London, 1593. The daughter of a Venetian musician but orphaned as a young girl, Aemilia Bassano grows up in the court of Elizabeth I, becoming the Queen’s favourite. She absorbs a love of poetry and learning, maturing into a striking young woman with a sharp mind and a quick tongue. Now brilliant, beautiful and highly educated, she becomes mistress of Lord Hunsdon, the Lord Chamberlain and Queen’s cousin. But her position is precarious; when she falls in love with court playwright William Shakespeare, her fortunes change irrevocably.

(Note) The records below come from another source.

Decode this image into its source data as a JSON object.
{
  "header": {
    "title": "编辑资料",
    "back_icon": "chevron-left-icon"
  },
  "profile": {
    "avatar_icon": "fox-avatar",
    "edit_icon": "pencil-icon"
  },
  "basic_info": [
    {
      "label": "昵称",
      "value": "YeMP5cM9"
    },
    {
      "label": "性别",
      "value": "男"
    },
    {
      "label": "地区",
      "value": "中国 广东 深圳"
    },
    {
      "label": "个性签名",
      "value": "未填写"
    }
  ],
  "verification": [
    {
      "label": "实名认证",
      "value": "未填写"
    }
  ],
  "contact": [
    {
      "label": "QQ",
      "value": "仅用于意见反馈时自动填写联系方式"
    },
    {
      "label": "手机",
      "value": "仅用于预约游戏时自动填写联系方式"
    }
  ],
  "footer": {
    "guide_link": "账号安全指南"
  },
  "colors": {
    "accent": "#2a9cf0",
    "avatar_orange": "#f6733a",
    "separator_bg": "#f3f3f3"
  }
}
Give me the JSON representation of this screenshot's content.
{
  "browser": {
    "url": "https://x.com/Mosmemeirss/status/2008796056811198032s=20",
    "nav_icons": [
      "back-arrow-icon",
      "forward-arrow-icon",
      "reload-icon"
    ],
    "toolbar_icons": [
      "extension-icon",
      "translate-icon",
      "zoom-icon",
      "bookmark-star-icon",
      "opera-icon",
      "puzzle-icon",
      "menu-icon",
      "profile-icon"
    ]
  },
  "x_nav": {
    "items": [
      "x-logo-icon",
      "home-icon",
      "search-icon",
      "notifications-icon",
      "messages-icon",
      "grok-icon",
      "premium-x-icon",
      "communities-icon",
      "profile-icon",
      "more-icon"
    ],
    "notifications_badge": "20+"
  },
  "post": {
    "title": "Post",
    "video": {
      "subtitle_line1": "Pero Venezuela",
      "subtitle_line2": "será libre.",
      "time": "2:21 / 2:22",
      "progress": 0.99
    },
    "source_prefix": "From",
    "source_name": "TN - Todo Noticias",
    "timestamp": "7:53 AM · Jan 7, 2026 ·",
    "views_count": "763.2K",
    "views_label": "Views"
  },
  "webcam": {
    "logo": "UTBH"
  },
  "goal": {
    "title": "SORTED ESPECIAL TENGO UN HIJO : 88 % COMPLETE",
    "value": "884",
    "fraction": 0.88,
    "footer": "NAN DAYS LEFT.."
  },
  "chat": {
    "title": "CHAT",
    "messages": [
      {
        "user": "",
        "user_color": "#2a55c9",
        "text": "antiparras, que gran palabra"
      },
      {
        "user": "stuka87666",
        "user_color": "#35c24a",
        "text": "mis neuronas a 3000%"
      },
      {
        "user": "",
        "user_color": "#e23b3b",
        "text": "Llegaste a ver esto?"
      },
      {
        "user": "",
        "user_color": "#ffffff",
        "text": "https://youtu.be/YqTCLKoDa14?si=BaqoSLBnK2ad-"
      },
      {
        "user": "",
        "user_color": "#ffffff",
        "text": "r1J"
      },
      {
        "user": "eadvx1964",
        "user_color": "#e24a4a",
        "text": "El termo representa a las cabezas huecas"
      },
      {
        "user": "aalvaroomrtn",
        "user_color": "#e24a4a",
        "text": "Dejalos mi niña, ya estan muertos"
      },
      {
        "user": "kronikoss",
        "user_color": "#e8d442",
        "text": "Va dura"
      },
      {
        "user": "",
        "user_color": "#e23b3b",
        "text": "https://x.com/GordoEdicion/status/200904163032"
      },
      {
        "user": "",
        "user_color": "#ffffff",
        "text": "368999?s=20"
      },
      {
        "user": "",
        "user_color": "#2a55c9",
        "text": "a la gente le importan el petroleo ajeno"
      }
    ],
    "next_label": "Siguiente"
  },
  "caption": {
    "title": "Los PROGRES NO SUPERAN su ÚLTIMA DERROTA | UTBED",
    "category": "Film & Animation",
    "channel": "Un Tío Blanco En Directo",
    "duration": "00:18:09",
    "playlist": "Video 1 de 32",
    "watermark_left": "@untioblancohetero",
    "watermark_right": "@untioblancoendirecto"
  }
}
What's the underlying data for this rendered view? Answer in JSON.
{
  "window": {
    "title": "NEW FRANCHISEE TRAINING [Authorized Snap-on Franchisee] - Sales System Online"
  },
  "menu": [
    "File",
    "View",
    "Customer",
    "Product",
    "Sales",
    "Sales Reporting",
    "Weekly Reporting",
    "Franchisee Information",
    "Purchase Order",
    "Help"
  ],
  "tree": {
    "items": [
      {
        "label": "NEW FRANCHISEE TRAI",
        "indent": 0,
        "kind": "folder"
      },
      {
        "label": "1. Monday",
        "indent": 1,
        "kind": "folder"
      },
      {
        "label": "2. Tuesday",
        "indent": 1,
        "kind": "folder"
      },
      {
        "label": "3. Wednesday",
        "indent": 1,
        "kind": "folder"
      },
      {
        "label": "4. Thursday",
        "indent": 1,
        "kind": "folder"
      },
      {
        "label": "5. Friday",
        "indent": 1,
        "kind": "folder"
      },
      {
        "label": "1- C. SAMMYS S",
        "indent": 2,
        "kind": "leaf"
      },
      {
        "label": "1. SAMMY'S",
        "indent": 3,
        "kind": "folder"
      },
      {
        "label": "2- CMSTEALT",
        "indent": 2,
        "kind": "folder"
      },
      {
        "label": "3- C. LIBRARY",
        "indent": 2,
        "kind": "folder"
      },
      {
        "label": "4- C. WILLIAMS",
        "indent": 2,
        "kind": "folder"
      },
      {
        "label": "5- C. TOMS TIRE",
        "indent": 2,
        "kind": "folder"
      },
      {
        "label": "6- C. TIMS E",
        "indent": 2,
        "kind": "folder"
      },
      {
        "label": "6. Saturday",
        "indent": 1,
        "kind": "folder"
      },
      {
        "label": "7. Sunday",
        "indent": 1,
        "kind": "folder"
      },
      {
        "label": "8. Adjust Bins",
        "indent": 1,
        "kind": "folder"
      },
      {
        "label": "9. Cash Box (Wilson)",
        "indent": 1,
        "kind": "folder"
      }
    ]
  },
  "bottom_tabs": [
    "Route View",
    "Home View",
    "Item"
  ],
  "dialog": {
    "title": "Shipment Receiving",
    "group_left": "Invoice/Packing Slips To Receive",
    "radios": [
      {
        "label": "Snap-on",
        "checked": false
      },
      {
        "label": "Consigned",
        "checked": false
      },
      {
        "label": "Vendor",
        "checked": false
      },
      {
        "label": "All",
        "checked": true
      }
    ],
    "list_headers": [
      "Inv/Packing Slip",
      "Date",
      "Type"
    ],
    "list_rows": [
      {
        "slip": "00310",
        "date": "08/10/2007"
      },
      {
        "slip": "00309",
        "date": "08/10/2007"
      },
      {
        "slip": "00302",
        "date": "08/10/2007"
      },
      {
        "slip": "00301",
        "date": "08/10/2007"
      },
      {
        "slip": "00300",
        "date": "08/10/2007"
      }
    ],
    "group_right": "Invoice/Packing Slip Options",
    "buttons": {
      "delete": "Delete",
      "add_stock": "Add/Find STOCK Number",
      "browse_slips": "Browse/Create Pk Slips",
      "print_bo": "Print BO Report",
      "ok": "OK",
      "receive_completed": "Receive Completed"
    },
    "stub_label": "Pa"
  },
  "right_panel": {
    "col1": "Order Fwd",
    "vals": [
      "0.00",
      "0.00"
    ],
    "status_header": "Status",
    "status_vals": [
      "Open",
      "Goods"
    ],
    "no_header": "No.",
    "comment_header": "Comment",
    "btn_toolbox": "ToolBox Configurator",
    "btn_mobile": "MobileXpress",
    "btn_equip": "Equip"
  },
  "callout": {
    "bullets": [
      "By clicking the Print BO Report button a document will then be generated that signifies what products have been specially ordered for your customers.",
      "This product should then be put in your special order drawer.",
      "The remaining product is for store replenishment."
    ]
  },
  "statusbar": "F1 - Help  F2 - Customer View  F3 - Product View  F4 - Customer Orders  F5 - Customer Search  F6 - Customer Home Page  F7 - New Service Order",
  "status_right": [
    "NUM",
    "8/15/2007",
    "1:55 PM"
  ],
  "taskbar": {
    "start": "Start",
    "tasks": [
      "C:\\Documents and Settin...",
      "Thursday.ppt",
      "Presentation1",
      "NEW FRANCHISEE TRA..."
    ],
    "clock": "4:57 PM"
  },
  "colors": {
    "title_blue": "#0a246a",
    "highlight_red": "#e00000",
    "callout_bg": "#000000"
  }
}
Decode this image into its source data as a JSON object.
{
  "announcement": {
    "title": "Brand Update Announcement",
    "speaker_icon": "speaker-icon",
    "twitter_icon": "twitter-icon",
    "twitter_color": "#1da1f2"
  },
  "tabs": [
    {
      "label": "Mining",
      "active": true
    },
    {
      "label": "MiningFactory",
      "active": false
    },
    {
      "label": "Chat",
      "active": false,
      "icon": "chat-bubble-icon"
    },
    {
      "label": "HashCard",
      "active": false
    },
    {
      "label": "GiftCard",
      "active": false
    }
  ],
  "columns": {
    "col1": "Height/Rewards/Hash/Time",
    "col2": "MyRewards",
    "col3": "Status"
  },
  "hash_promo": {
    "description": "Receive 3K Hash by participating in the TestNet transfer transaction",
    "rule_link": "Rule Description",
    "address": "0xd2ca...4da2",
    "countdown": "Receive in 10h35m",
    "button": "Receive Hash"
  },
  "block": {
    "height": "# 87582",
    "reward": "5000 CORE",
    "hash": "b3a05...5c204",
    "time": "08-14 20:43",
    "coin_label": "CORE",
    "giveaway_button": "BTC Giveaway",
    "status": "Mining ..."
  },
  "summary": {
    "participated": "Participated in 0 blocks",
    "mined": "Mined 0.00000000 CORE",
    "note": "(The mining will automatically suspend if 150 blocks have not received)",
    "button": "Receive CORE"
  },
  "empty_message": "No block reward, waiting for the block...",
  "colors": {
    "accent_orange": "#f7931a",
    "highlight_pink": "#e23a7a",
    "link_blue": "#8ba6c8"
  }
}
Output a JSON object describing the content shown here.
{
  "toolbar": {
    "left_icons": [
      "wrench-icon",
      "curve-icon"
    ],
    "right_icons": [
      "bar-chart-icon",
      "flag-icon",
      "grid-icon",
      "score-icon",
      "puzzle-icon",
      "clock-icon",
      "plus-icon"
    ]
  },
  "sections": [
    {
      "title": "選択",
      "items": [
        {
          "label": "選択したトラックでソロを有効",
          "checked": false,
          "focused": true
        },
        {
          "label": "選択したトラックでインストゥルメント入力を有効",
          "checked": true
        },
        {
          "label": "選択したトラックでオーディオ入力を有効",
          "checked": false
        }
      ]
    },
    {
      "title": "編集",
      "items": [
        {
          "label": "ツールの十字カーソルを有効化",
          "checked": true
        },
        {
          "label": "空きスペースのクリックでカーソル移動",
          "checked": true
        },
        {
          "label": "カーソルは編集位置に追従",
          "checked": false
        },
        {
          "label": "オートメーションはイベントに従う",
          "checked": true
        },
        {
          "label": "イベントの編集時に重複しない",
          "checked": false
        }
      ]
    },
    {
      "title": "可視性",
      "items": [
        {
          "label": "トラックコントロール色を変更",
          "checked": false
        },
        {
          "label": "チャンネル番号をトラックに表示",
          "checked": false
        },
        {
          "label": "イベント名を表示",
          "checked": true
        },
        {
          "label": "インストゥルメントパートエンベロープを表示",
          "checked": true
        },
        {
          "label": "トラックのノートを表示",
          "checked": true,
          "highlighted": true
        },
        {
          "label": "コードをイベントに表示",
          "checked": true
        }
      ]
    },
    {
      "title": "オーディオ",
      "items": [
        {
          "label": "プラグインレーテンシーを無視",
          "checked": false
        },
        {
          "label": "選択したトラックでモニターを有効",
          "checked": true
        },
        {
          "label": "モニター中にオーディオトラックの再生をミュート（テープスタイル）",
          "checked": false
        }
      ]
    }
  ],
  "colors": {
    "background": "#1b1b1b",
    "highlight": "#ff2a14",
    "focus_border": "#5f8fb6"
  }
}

A must-read for fans of Tracy Chevalier (Girl With a Pearl Earring) and Sarah Dunant (The Birth of Venus), Sally O’Reilly’s richly atmospheric novel compellingly re-imagines the struggles for power, recognition and survival in the brutal world of Elizabethan London. Dark Aemilia is published by Myriad Editions in March 2014, and by Picador US in June.


About the Author 

Sally O’Reilly has a PhD in English and Creative Writing from Brunel University, and is a lecturer at the Open University. She is the author of How to be a Writer and (as Sam O’Reilly) two novels published by Penguin, The Best Possible Taste and You Spin Me Round. She has also been shortlisted for the Ian St James short story award and the Cosmopolitan short story prize, and is a former Cosmopolitan New Journalist of the Year.